The missed interest payment is associated with a loan issued last year to from a sovereign wealth fund in Abu Dhabi. Credit markets reacted by raising the cost of 1MDB debt on fears of a potential default. Should a resolution not be found between the two funds it could trigger cross defaults on 1MDB’s other obligations. Although 1MDB is owned by Malaysia’s Ministry of Finance, the loan in question is not backed by the government, therefore the missed payment is not directly reflected on the government’s credit rating. However, since the Ministry of Finance is the sole shareholder of 1MDB, a collapse of the fund itself would have severe implications for Malaysia’s borrowing costs and the fiscal position of the government. This has been demonstrated by the weak demand for the USD 1.5 billion worth of Islamic bonds that were issued on 21 April.

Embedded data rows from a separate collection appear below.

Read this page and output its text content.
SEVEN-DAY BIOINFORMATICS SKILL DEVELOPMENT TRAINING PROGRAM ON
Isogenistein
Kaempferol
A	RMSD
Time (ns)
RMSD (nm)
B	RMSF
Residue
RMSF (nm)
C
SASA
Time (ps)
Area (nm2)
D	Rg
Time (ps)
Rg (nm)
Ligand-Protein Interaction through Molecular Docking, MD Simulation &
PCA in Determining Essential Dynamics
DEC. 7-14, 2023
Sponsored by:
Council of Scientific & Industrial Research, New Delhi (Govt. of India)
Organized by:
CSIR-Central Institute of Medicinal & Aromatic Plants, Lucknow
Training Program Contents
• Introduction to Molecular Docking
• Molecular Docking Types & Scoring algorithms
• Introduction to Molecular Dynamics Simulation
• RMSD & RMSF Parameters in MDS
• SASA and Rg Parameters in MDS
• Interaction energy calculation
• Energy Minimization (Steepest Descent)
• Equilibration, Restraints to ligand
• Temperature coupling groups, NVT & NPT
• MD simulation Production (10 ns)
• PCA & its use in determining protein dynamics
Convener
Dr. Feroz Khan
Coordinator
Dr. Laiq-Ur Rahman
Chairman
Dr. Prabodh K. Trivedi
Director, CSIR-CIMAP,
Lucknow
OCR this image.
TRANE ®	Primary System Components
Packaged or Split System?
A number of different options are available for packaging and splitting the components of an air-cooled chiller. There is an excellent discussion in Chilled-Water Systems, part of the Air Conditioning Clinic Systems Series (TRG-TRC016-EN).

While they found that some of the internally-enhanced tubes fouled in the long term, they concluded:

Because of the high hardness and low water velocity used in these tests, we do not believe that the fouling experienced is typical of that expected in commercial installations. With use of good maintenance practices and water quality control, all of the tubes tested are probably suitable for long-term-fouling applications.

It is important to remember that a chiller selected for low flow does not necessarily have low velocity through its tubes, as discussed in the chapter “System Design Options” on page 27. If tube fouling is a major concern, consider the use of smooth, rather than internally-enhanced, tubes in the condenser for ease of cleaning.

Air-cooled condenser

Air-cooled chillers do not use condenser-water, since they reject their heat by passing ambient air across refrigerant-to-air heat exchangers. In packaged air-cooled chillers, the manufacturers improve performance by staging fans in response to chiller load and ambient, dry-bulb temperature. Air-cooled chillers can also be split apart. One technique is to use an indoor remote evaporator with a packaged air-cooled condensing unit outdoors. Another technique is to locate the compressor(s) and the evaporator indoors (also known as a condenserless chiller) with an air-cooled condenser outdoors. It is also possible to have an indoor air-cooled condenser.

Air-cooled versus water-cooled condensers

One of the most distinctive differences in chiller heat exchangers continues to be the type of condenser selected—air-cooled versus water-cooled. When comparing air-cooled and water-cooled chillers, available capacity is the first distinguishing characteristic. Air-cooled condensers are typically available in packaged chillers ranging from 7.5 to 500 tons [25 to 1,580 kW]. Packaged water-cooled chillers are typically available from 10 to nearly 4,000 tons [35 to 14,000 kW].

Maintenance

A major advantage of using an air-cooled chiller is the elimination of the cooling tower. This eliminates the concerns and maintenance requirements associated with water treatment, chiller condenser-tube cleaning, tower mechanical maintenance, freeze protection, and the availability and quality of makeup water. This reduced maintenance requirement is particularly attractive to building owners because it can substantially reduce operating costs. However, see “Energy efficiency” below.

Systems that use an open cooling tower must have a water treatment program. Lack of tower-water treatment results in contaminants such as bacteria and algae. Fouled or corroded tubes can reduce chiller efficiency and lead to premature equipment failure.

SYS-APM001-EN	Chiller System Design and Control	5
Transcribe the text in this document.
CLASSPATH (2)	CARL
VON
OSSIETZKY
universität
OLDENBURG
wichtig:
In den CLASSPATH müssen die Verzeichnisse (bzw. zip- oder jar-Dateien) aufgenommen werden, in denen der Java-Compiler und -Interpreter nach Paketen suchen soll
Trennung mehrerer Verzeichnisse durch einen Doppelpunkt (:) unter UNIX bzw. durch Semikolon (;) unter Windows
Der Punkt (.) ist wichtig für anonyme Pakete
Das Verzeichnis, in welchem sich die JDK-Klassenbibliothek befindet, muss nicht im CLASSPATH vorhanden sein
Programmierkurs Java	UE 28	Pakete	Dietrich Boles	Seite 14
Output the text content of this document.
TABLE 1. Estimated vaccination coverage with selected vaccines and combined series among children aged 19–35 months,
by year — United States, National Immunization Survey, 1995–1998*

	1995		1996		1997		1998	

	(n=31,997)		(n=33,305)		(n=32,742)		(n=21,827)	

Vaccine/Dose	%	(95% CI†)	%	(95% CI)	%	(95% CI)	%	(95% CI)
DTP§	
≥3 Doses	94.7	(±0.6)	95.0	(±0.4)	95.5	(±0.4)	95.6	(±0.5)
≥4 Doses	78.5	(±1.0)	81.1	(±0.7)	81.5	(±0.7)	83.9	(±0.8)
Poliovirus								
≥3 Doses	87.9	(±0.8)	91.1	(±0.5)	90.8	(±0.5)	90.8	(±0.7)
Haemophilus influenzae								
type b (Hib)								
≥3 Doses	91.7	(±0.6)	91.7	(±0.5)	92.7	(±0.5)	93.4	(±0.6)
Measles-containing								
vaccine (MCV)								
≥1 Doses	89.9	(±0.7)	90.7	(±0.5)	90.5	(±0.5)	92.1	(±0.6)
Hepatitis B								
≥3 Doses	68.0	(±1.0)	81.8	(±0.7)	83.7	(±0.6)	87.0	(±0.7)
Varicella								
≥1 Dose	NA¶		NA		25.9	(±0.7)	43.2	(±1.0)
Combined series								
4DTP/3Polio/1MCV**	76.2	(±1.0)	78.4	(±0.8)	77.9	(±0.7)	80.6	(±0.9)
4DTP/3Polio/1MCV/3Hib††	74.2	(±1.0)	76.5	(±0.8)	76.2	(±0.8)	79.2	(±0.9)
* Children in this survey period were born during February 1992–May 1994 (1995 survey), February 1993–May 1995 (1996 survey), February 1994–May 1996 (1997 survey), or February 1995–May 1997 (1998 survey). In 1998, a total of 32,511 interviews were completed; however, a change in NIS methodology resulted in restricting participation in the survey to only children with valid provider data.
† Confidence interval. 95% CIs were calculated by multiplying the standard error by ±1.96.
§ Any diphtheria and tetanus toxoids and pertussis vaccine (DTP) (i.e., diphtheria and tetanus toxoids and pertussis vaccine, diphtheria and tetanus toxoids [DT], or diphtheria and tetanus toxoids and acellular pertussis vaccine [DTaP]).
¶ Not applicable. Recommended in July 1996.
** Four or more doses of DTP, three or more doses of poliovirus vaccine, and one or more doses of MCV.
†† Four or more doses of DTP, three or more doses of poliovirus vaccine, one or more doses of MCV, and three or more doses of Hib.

The recent missed payment may compromise the country’s seemingly-unshakable political regime, headed by Najib. Najib has survived allegations of graft before by unifying his party’s support and staunchly denying any wrong doing. However, investigations from more than five countries, as well as a domestic parliamentary inquiry, have uncovered details that implicate board members as well as individuals within the Prime Minister’s inner circle in the mishandling of funds from 1MDB. Against this backdrop, the Prime Minister is still under scrutiny over the transfer of USD 681 million into his personal accounts, which some media sources have claimed originated from 1MDB.
In response to the findings of the Parliamentary inquiry, 1MDB’s board of directors has resigned, however, the Prime Minister maintains his innocence. The new details have revivified opposition member’s calls for Najib’s resignation, casting uncertainly over Malaysia political landscape. Although the government faced a lower price for its debt at a recent Sukuk sell off, Malaysia’s economic fundamentals remain solid, as is reflected by the ringgit remaining relatively stable while the 1MDB debacle plays out. However, analysts will be watching the political situation carefully in the coming months to see if the opposition can gather enough traction to threaten the Prime Minister’s grip on power.